Kabul Taxi wurde stillgelegt, aber es ist blödsinnig davon auszugehen, dass das Menschen daran hindern wird, kritisch zu denken oder in der heutigen Welt mit verschiedenen Kommunikationsmitteln die Stimme zu erheben.
Die Schließung der Seite wird möglicherweise von einigen als ein beunruhigendes Zeichen gedeutet, dass sich Facebook dem Willen von Staatsregierungen beugt. Dies hat aber nicht verhindert, dass auf Facebook gleich mehrere Seiten mit ähnlichen Namen und Zwecken eingerichtet wurden, kurz nachdem Kabul Taxi dichtgemacht worden war.

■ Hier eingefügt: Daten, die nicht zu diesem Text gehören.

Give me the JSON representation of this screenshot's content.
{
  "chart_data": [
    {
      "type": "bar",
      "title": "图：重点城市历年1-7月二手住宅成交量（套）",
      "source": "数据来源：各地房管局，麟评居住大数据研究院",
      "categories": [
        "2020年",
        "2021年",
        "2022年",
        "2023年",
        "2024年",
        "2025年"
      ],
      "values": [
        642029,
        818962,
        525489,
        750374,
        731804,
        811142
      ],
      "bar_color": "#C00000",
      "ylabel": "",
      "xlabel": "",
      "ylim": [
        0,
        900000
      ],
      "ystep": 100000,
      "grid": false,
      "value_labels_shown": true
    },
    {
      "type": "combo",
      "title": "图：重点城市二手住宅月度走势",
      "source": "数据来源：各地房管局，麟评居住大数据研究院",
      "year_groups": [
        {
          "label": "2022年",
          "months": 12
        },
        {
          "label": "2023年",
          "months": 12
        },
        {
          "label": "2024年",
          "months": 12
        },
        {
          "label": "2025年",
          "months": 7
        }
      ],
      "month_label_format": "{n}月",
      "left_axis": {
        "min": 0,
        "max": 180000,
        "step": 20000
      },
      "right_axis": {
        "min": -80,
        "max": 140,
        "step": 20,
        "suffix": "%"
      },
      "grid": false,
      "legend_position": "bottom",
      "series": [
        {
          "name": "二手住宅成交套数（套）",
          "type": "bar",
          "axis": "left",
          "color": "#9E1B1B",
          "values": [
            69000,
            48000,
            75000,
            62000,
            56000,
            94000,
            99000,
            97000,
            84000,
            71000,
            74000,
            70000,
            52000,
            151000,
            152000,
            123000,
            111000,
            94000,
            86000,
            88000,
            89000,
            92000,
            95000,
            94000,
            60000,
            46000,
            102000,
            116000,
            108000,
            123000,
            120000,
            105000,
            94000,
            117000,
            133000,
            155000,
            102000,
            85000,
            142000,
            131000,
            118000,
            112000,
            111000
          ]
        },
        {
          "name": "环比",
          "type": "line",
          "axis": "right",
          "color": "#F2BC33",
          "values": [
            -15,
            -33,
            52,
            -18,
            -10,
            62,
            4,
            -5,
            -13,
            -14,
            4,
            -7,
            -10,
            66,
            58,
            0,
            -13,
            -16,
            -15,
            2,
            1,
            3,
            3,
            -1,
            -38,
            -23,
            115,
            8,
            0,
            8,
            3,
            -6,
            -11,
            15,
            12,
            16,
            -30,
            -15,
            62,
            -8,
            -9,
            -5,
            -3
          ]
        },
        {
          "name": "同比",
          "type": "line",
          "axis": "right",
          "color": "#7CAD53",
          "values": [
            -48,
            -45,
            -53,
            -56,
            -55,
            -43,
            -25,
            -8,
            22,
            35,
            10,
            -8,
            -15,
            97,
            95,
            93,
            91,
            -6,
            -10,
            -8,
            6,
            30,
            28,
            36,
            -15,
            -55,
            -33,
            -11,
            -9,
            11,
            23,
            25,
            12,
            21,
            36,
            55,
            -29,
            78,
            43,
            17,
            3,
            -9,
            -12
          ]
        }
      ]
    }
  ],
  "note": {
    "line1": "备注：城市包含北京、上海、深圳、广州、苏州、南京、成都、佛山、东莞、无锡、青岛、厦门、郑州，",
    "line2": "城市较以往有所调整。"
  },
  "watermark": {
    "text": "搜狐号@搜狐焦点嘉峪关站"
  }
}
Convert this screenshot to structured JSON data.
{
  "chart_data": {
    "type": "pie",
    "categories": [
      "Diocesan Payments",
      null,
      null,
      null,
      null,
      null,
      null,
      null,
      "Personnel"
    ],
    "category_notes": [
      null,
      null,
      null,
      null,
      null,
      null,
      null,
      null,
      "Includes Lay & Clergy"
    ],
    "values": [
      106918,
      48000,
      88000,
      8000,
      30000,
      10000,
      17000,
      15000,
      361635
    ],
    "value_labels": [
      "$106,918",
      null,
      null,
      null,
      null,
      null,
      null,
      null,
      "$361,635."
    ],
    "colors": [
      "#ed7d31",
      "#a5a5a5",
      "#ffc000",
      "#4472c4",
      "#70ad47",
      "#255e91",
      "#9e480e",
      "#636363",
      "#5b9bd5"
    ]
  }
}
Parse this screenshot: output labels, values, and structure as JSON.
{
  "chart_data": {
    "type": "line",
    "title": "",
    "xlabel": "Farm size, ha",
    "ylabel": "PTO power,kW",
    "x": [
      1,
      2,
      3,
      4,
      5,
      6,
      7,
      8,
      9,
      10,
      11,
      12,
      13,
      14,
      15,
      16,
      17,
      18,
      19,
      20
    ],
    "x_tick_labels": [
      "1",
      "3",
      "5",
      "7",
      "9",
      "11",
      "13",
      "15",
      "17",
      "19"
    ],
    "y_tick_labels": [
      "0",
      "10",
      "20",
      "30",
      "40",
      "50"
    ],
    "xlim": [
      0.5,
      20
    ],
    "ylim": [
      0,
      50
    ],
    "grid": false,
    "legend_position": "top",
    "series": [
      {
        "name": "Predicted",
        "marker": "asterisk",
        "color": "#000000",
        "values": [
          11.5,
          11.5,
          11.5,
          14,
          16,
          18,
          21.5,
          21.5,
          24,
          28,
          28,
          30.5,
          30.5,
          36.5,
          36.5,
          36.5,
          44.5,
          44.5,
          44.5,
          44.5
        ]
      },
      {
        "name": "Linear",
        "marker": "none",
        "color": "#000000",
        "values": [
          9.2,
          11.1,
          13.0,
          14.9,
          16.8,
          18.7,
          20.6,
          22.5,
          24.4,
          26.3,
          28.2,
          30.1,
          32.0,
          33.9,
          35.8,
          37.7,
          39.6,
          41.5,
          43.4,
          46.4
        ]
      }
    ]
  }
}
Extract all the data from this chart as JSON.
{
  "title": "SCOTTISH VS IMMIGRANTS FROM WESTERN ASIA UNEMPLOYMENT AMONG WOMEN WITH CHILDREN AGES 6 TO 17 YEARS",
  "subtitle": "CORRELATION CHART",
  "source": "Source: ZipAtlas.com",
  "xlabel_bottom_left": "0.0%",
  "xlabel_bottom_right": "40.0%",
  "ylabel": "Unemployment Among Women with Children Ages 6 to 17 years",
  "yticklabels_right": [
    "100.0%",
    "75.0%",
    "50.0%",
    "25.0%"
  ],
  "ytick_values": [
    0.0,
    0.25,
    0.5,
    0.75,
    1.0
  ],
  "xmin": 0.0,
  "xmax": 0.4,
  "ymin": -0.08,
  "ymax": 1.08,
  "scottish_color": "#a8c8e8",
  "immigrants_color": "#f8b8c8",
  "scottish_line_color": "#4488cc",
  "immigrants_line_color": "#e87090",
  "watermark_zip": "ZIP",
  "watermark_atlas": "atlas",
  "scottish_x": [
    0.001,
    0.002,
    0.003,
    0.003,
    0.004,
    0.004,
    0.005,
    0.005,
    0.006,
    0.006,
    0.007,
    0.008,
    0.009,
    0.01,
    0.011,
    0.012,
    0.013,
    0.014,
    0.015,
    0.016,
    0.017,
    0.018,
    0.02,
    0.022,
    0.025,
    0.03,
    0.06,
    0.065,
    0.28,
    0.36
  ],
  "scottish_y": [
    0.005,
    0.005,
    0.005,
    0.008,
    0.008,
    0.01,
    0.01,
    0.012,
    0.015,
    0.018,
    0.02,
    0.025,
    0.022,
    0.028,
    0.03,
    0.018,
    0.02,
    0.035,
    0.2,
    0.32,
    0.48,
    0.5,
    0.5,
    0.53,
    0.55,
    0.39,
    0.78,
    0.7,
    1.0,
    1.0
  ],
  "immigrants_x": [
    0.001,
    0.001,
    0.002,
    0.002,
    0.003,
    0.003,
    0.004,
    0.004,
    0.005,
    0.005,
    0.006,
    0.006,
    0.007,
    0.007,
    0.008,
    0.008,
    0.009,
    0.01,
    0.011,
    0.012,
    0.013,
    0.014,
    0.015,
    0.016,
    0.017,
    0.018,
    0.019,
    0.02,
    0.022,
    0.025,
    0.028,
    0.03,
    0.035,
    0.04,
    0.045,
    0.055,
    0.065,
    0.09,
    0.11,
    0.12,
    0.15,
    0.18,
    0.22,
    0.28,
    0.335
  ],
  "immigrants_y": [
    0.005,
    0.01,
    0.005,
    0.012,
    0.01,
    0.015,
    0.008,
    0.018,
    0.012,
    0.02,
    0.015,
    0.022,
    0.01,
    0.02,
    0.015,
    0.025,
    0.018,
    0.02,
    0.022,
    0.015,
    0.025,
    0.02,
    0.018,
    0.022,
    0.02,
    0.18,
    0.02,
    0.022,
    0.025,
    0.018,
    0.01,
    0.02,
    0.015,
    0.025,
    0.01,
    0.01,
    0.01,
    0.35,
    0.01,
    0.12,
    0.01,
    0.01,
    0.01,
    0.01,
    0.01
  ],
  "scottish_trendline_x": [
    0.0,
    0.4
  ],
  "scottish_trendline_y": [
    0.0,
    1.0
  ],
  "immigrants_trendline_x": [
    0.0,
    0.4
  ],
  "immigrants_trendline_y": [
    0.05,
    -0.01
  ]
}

Alle neuen Taxis geben an, von demselben Fahrer gelenkt zu werden. Unter den glaubwürdigeren Thronerben ist eine Seite mit mehr als 96.000 Likes, die den Anspruch erhebt, das “wahre neue Kabul Taxi” zu sein.
Die Seite stellt einen Screenshot einer Email zur Schau und sagt, sie sei von Facebook. In der Email weigert sich das Unternehmen, die Seite wiederherzustellen, mutmaßlich nachdem ein Kontakt mit afghanischen Sicherheitsbeamten stattgefunden haben könnte:
Hallo,
Deine Seite “Kabul Taxi” wurde entfernt, da sie gegen die Nutzungsbedingungen verstoßen hat. Eine Facebookseite ist ein bestimmter Auftritt, der ausschließlich für Geschäfts- oder Werbezwecke genutzt wird. Unter anderem sind Seiten unzulässig, auf denen Hass, Drohungen oder Obszönitäten verbreitet werden. Wir entfernen auch Seiten, die ein Individuum oder eine Gruppe angreifen oder die durch eine unbefugte Person eingerichtet wurden. Wenn deine Seite aufgrund einer der oben genannten Gründe entfernt wurde, wird sie nicht wiederhergestellt. Andauernder Missbrauch der Funktionen von Facebook können zu einem dauerhaften Verlust deines Nutzerkontos führen.
Das Facebook-Team
Ein weiterer Beitrag, den die Seite veröffentlichte stellt eine Animation mit dem Titel “Atmar und Kabul Taxi” dar, in dem der Sicherheitsberatur von einem gelben Taxi gefoppt wird – dem Kabul Taxi. Der Trickfilm endet mit der Bekanntmachung: “Ich bin der Fahrer von Kabul Taxi.”
Die Anzahl der Seiten, die denselben Beitrag teilen, frustriert die afghanischen Facebooknutzer und verwirrt sie, da sie nicht wissen, welche Taxis Fälschungen sind und welche nicht.
Die Lücke, die die Seite hinsichtlich des satirischen Gehalts hinterlässt ist vielleicht zu füllen. Aber was viele vermissen ist der Sturm der Auseinandersetzung, der jeden Beitrag des Originals der Kabul Taxi-Seite begleitet hat.
Sie wird wahrscheinlich nicht wieder auftauchen, wenn nicht der Autor bereit ist, die Konsequenzen dafür zu tragen, seine Identität bekannt zu machen.
Nur einen Monat nach seinem Verschwinden sind die Afghanen bereits voller Wehmut und vermissen ihre liebste Mitfahrgelegenheit und beten dafür, dass sie irgendwo da draußen noch ist und darauf wartet, ihr sie anbetendes Publikum in Gänze zurückzugewinnen.
Kabul Taxi! “It has been a long time, no see!” #Literally pic.twitter.com/qmdKFIGPOl
— Muhib Shadan (@muhibshadan) September 26, 2015
Kabul Taxi! “Ich habe dich seit langer Zeit nicht mehr gesehen!” [Übersetzung des Schriftzugs auf Pashto auf dem Fenster eines Autos in Kabul]: Lange nicht gesehen!